ALWAYS use a shock leader when powercasting (basically any cast that generates good distance). The safety factor outweighs the PITA factor tenfold. Rule of thumb is 10 lb test for every ounce of weight (total payload). For practical application, 50-60 lb test handles all I need, including 8nbait. Check leader OFTEN for abrasion and nicks and check your knots as well. I use mono shockleader for the following reasons; 1- gives a little stretch on a powercast, 2 - Good abrasion resistance, 3 - When you are landing a big fish and you get the leader several wraps on your spool, you can grab the leader without fear of getting braid cut....

You need a minimum of 8 turns of leader on spool when cast ready.

Tommy


----------



## BPReeds

good advice......your right.....we need to use them...like it or not...............


----------



## O'Shaughnessy

No swivel needed-- I tie a spider hitch in the main line (creating a double-line/loop) and a Tunks knot to the end of that with 80lb. shock (Tunks is in the white Ande monofilament book but I'm unsure of the page #). Never had any trouble with it. Slim beauty knot also works well. Plenty of videos online, let us know if you need help!


----------



## flathead

> One great thing about fishing, there is more than one way to do just about anything....

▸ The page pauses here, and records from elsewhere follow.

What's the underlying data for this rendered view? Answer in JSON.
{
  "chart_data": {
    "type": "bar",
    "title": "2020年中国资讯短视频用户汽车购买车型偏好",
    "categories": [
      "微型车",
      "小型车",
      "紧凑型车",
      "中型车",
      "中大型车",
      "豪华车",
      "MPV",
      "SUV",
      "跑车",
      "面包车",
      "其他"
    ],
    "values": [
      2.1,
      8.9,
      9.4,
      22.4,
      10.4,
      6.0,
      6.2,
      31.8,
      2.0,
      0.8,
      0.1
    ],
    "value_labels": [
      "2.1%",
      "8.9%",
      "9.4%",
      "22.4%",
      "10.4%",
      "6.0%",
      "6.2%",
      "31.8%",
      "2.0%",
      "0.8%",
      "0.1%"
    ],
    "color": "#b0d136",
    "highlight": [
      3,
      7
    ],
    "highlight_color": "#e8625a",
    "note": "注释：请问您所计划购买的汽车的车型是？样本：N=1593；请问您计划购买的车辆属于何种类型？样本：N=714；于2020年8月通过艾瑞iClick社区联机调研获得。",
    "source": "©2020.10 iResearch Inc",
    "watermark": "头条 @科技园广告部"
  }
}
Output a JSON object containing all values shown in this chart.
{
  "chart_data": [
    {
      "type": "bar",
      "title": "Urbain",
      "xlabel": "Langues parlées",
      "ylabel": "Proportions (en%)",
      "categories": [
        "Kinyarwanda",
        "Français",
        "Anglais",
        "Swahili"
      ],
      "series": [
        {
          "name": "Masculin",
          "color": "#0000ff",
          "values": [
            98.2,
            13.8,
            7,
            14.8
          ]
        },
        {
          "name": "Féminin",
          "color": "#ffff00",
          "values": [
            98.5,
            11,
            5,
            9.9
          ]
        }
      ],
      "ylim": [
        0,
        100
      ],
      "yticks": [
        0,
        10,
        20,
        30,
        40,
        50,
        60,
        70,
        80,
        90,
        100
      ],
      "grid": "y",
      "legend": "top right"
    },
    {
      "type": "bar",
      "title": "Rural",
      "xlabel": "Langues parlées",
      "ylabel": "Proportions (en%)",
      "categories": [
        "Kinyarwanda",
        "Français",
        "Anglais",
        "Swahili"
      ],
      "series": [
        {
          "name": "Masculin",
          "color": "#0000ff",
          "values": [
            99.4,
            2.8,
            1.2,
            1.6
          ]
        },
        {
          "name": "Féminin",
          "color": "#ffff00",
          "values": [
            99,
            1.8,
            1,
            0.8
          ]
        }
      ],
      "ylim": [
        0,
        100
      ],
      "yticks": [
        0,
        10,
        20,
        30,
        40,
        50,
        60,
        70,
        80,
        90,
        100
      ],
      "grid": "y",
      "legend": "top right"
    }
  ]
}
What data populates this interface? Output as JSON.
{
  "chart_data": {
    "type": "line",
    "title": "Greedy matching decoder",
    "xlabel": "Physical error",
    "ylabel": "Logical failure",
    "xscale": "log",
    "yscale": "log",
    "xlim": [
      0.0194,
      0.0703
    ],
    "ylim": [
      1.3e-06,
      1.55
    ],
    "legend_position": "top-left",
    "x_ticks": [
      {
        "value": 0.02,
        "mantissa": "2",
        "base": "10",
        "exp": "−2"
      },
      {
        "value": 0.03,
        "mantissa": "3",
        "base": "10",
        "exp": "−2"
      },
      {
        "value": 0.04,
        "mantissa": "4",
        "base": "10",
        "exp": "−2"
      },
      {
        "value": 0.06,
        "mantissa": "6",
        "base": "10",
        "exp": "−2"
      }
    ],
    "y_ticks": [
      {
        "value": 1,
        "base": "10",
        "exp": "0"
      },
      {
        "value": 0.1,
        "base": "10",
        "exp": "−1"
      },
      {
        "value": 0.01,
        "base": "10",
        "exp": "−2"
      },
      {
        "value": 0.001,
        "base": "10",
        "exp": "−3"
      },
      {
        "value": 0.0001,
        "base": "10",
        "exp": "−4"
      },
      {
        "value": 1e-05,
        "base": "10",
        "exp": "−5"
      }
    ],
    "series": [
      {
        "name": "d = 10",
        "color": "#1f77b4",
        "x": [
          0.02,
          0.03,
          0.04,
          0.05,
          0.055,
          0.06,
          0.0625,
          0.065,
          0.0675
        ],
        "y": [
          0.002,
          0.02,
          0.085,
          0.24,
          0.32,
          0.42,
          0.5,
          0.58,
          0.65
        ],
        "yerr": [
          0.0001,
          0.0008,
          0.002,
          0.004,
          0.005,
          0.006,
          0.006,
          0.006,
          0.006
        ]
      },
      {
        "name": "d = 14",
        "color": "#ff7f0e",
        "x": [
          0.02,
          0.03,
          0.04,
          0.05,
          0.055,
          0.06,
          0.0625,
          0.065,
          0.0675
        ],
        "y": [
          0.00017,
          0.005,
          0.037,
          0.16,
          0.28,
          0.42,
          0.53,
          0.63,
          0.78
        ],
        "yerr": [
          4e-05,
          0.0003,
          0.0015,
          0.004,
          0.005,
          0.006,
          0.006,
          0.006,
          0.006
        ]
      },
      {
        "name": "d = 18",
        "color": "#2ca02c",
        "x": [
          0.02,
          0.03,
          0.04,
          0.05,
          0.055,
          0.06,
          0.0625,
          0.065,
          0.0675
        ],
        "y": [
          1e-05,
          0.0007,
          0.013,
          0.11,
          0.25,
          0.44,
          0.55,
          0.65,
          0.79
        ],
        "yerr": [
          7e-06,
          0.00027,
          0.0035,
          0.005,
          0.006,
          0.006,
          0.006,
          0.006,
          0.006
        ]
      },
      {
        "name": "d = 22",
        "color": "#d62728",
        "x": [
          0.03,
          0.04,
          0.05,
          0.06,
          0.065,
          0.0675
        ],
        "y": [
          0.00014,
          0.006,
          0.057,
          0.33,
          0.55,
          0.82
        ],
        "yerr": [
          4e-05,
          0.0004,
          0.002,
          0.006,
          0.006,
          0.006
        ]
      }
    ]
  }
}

Exactly..........to each his own

Been fishing the sand and planks over 50 years..............I've used several different shock knots.............currently uni-uni............and tied properly and with the correct drag tension, have not had a knot fail.........The late Mike White of Hatteras Jacks taught a group of fellow fishermen his version of the slim beauty back in the '70s for 15# mainline to 40# shock for use with level wind reels and those guys caught big drum using that knot on 6500s for decades with no problem. I like the spider/double surgeons to a no name best.


----------



## surffshr

it depends on the weight you will be throwing. 2oz or less you don't really need a shock line unless what you are fishing for has alot of teeth. 3 or 4oz 30lb shock would work OK. more than that go at least 40lb shock but not more than 50lb unless you are fishing in a crowd then maybe 60lb.
unless you want to risk a serious hand cut don't use braid use mono.


----------